Madhya Pradesh High Court orders payment of lumpsum compensation to a workman, holding that reinstatement should not be viewed as automatic remedy
The present Misc. Petition No. 4540 of 2023 emanates from an award passed by the Labour Court directing the petitioner/employer to reinstate the respondent/ workman with 25% back-wages. Aggrieved the by the award, the petitioner approached the Madhya Pradesh High Court contending that the award has been erroneously passed by considering 8 years of continuous service of the respondent contrary to the fact that respondent was never appointed in the regular service, rather he was appointed on a contract basis for a period of 6 months and then again for 6 months after a cooling period of 2 months, thereafter the contract was never renewed, thus his removal would not come under retrenchment.

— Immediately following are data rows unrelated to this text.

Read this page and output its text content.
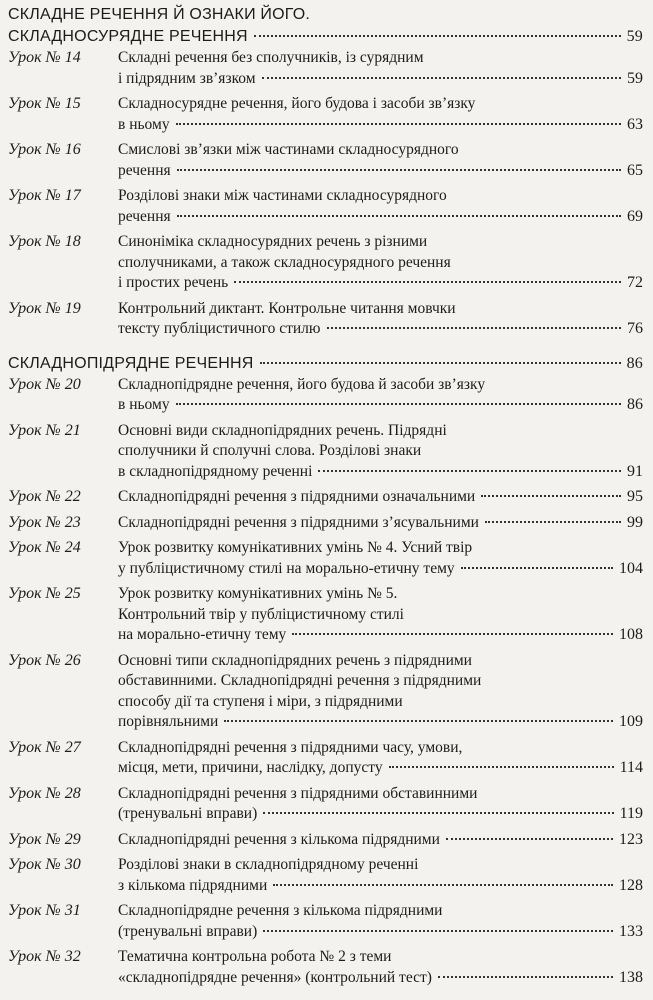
СКЛАДНЕ РЕЧЕННЯ Й ОЗНАКИ ЙОГО.
СКЛАДНОСУРЯДНЕ РЕЧЕННЯ	59
Урок № 14	Складні речення без сполучників, із сурядним
і підрядним зв’язком	59
Урок № 15	Складносурядне речення, його будова і засоби зв’язку
в ньому	63
Урок № 16	Смислові зв’язки між частинами складносурядного
речення	65
Урок № 17	Розділові знаки між частинами складносурядного
речення	69
Урок № 18	Синоніміка складносурядних речень з різними
сполучниками, а також складносурядного речення
і простих речень	72
Урок № 19	Контрольний диктант. Контрольне читання мовчки
тексту публіцистичного стилю	76
СКЛАДНОПІДРЯДНЕ РЕЧЕННЯ	86
Урок № 20	Складнопідрядне речення, його будова й засоби зв’язку
в ньому	86
Урок № 21	Основні види складнопідрядних речень. Підрядні
сполучники й сполучні слова. Розділові знаки
в складнопідрядному реченні	91
Урок № 22	Складнопідрядні речення з підрядними означальними	95
Урок № 23	Складнопідрядні речення з підрядними з’ясувальними	99
Урок № 24	Урок розвитку комунікативних умінь № 4. Усний твір
у публіцистичному стилі на морально-етичну тему	104
Урок № 25	Урок розвитку комунікативних умінь № 5.
Контрольний твір у публіцистичному стилі
на морально-етичну тему	108
Урок № 26	Основні типи складнопідрядних речень з підрядними
обставинними. Складнопідрядні речення з підрядними
способу дії та ступеня і міри, з підрядними
порівняльними	109
Урок № 27	Складнопідрядні речення з підрядними часу, умови,
місця, мети, причини, наслідку, допусту	114
Урок № 28	Складнопідрядні речення з підрядними обставинними
(тренувальні вправи)	119
Урок № 29	Складнопідрядні речення з кількома підрядними	123
Урок № 30	Розділові знаки в складнопідрядному реченні
з кількома підрядними	128
Урок № 31	Складнопідрядне речення з кількома підрядними
(тренувальні вправи)	133
Урок № 32	Тематична контрольна робота № 2 з теми
«складнопідрядне речення» (контрольний тест)	138
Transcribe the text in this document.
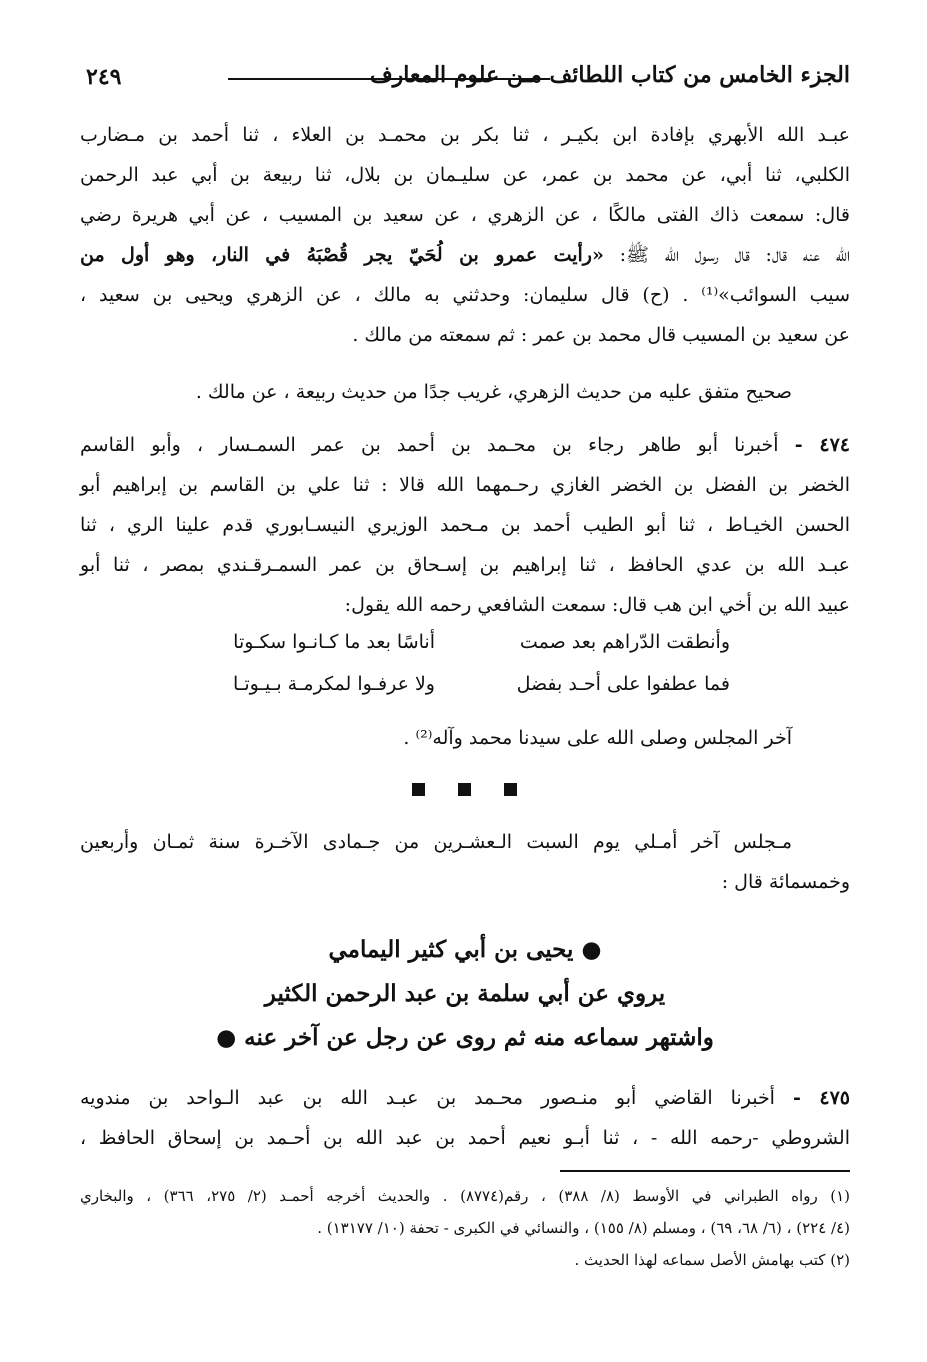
٢٤٩	الجزء الخامس من كتاب اللطائف مـن علوم المعارف
عبـد الله الأبهري بإفادة ابن بكيـر ، ثنا بكر بن محمـد بن العلاء ، ثنا أحمد بن مـضارب
الكلبي، ثنا أبي، عن محمد بن عمر، عن سليـمان بن بلال، ثنا ربيعة بن أبي عبد الرحمن
قال: سمعت ذاك الفتى مالكًا ، عن الزهري ، عن سعيد بن المسيب ، عن أبي هريرة رضي
الله عنه قال: قال رسول الله ﷺ: «رأيت عمرو بن لُحَيّ يجر قُصْبَهُ في النار، وهو أول من
سيب السوائب»⁽¹⁾ . (ح) قال سليمان: وحدثني به مالك ، عن الزهري ويحيى بن سعيد ،
عن سعيد بن المسيب قال محمد بن عمر : ثم سمعته من مالك .
صحيح متفق عليه من حديث الزهري، غريب جدًا من حديث ربيعة ، عن مالك .
٤٧٤ - أخبرنا أبو طاهر رجاء بن محـمد بن أحمد بن عمر السمـسار ، وأبو القاسم
الخضر بن الفضل بن الخضر الغازي رحـمهما الله قالا : ثنا علي بن القاسم بن إبراهيم أبو
الحسن الخيـاط ، ثنا أبو الطيب أحمد بن مـحمد الوزيري النيسـابوري قدم علينا الري ، ثنا
عبـد الله بن عدي الحافظ ، ثنا إبراهيم بن إسـحاق بن عمر السمـرقـندي بمصر ، ثنا أبو
عبيد الله بن أخي ابن هب قال: سمعت الشافعي رحمه الله يقول:
وأنطقت الدّراهم بعد صمت
أناسًا بعد ما كـانـوا سكـوتا
فما عطفوا على أحـد بفضل
ولا عرفـوا لمكرمـة بـيـوتـا
آخر المجلس وصلى الله على سيدنا محمد وآله⁽²⁾ .
مـجلس آخر أمـلي يوم السبت الـعشـرين من جـمادى الآخـرة سنة ثمـان وأربعين
وخمسمائة قال :
● يحيى بن أبي كثير اليمامي
يروي عن أبي سلمة بن عبد الرحمن الكثير
واشتهر سماعه منه ثم روى عن رجل عن آخر عنه ●
٤٧٥ - أخبرنا القاضي أبو منـصور محـمد بن عبـد الله بن عبد الـواحد بن مندويه
الشروطي -رحمه الله - ، ثنا أبـو نعيم أحمد بن عبد الله بن أحـمد بن إسحاق الحافظ ،
(١) رواه الطبراني في الأوسط (٨/ ٣٨٨) ، رقم(٨٧٧٤) . والحديث أخرجه أحمـد (٢/ ٢٧٥، ٣٦٦) ، والبخاري
(٤/ ٢٢٤) ، (٦/ ٦٨، ٦٩) ، ومسلم (٨/ ١٥٥) ، والنسائي في الكبرى - تحفة (١٠/ ١٣١٧٧) .
(٢) كتب بهامش الأصل سماعه لهذا الحديث .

It was argued by the respondent that the petitioner did not submit any document to prove that respondent has not worked for more than 240 days in a calendar year and as the petitioner was in possession of every document it should be proved that respondent has not worked for the said statutory period since it is well established principle of law that if a party, who is in possession of best evidence, fails to produce the same then , an adverse inference is to be drawn against it, based on which the Labour Court passed the award.
Considering the arguments advanced from both the sides, the Madhya Pradesh High Court modified the order of the Labour Court and directed payment of monitory compensation in lieu of reinstatement and 25% back-wages, stating that reinstatement must not be considered as an automatic remedy in every case of termination.